Судя по всему, Бернард уже успел узнать от Аббата о преступлениях, совершившихся в монастыре. Сделав вид, будто не замечает, каким ядом пропитано приветствие Вильгельма, он заговорил: «По-видимому, на этих днях я по просьбе здешнего аббата и во исполнение долга, взятого на себя при заключении условий настоящей встречи, буду вынужден разбираться в довольно неприятной истории, которая, по моему убеждению, сильно попахивает дьявольщиной. Вам я говорю об этом потому, что знаю: в некие времена мы с вами пребывали на более близких позициях, и вы плечом к плечу со мной и с подобными мне сражались на участке, где шла битва бойцов армии добра с бойцами армии зла».
«Было дело, – безмятежно отозвался Вильгельм. – А потом я перешел на другую сторону».
Бернард достойно выдержал удар. «Вам есть что сказать об этих преступлениях?»
«Нет, к сожалению, – задушевно ответил Вильгельм. – Я ведь не так, как вы, искушен в преступлениях».
Чем кто занимался в дальнейшем, я не знаю. Вильгельм снова посовещался с Михаилом и Убертином, а потом пошел в скрипторий. Там он попросил Малахию подобрать ему для занятий несколько книг. Малахия покосился как-то странно, но отказать не посмел. Удивительное дело, но за книгами не пришлось подниматься в библиотеку. Все они, как оказалось, уже были сложены на столике Венанция. Учитель с головой ушел в чтение, и я понял, что беспокоить его не следует.
Я спустился в кухню. Там я застал Бернарда Ги. Видимо, он изучал внутреннее расположение аббатства и в этих целях рыскал повсюду. Я слышал, как он опрашивает поваров и прочих служек, изъясняясь – с большим или меньшим успехом – на местном наречии (тут я припомнил, что он работал инквизитором в Северной Италии). По-моему, он задавал вопросы об урожаях, об организации работ в монастыре. Однако даже при самом невинном разговоре он сверлил собеседника таким пронзительным взглядом, так неожиданно сбивал его с толку новым вопросом, что жертва неминуемо бледнела и путалась. Я понял, что он таким манером – своими особыми приемами – проводит следствие, ловко используя то бесценное оружие, которым располагает и пользуется на следствии каждый инквизитор: чужую запуганность. Ибо любой допрашиваемый, как правило, страшится, что его подозревают, и поэтому говорит следователю именно то, что может навлечь подозрения на другого человека.

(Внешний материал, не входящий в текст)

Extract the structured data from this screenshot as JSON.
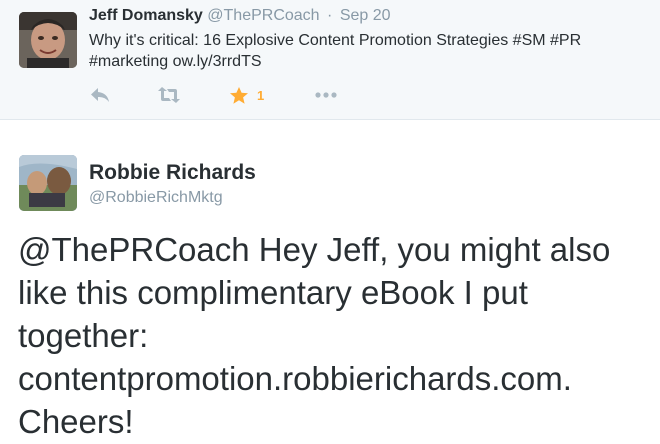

До самого вечера, в какой бы части монастыря я ни оказывался, всюду был и Бернард со своими расспросами: и на мельнице, и во дворе собора. Но при этом ни разу он не обратился за сведениями к кому-либо из монахов, а все больше к мирским братьям или крестьянам. Полная противоположность тому, как действовал Вильгельм.